Teraz nadszedł czas, aby naprawić kotłownię, zwaną również "starą maszynownią" lub naszą "szafą wnękową". Zawiera wszystko, co kontroluje elektryczność, ogrzewanie i wodę w łodzi mieszkalnej. Pomieszczenie to można również wykorzystać do przechowywania. "Zabawną" rzeczą jest to, że za każdym razem, gdy ktoś zdecydował się zainstalować coś nowego, zostawiał stare na miejscu. Dzieje się tak od wczesnych lat 190-tych XX wieku ...
Plątanina kabli
Rezultatem jest plątanina systemów, z których nie więcej niż połowa działa, oraz plątanina kabli, które czasami w ogóle nigdzie nie prowadzą. Nadszedł więc czas na porządki! Będziemy szorować, malować, przerabiać okablowanie i sprowadzimy zarówno elektryków, jak i hydraulików!
Ditte mówi:
Wygląda na to, że nie masz żadnych trudności z wypełnianiem czasu "bez pensji". Ekscytujące rzeczy do odkrycia w kotłowni.... A kto wie, może znajdziesz jakieś prawdziwe okazje wśród części i przewodów.
14 września 2013 r. - 23:34
KuMaNi mówi:
Co za niesamowity projekt masz przed sobą!
15 września 2013 r. - 9:17
Marina mówi:
Hmm... ekscytujące... czy...!?
15 września 2013 r. - 10:07
administrator mówi:
Ditte, nie, nie mamy trudności z wypełnieniem czasu...
😉
Marina, czasami denerwujesz się, gdy coś nie działa, ale tak naprawdę fajnie jest podjąć wysiłek, aby się zorganizować!

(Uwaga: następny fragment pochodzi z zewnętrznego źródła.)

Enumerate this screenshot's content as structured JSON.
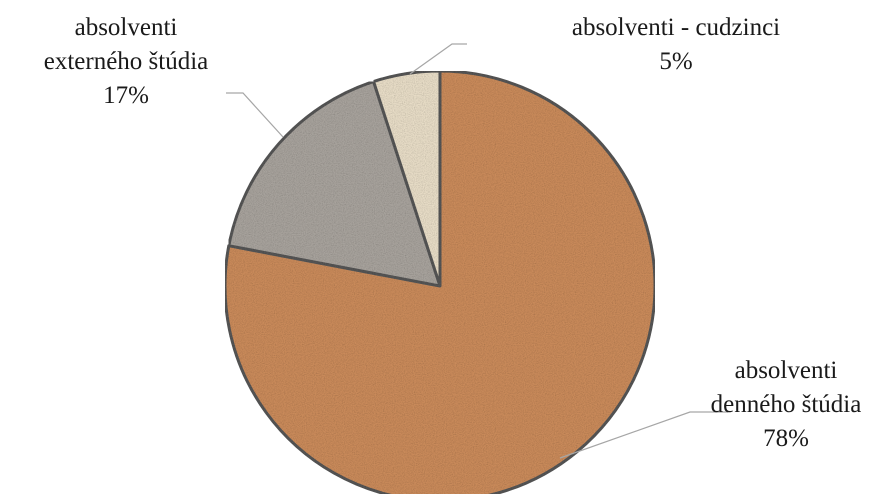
{
  "chart_data": {
    "type": "pie",
    "title": "",
    "slices": [
      {
        "label_lines": [
          "absolventi",
          "denného štúdia"
        ],
        "value_label": "78%",
        "value": 78,
        "color": "#c98a5a"
      },
      {
        "label_lines": [
          "absolventi",
          "externého štúdia"
        ],
        "value_label": "17%",
        "value": 17,
        "color": "#a7a29c"
      },
      {
        "label_lines": [
          "absolventi - cudzinci"
        ],
        "value_label": "5%",
        "value": 5,
        "color": "#e7dcc6"
      }
    ],
    "start": "top",
    "direction": "clockwise",
    "legend": "none",
    "data_labels": "outside-with-leader-lines"
  }
}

15 września 2013 r. - 11:40
Maczeta mamy mówi:
Och, jakie to ekscytujące! Jak duża jest "kotłownia"?
Uściski! /Julia
15 września 2013 r. - 16:25
administrator mówi:
Maczeta mamy, nieduża... i trochę trudna do odebrania. Powierzchnia podłogi to tylko kilka metrów kwadratowych, ale ściany opadają na zewnątrz i mogą być również używane do przechowywania. Wysokość sufitu nie jest nawet dość wysoka (chyba że jesteś bardzo niski... 😉).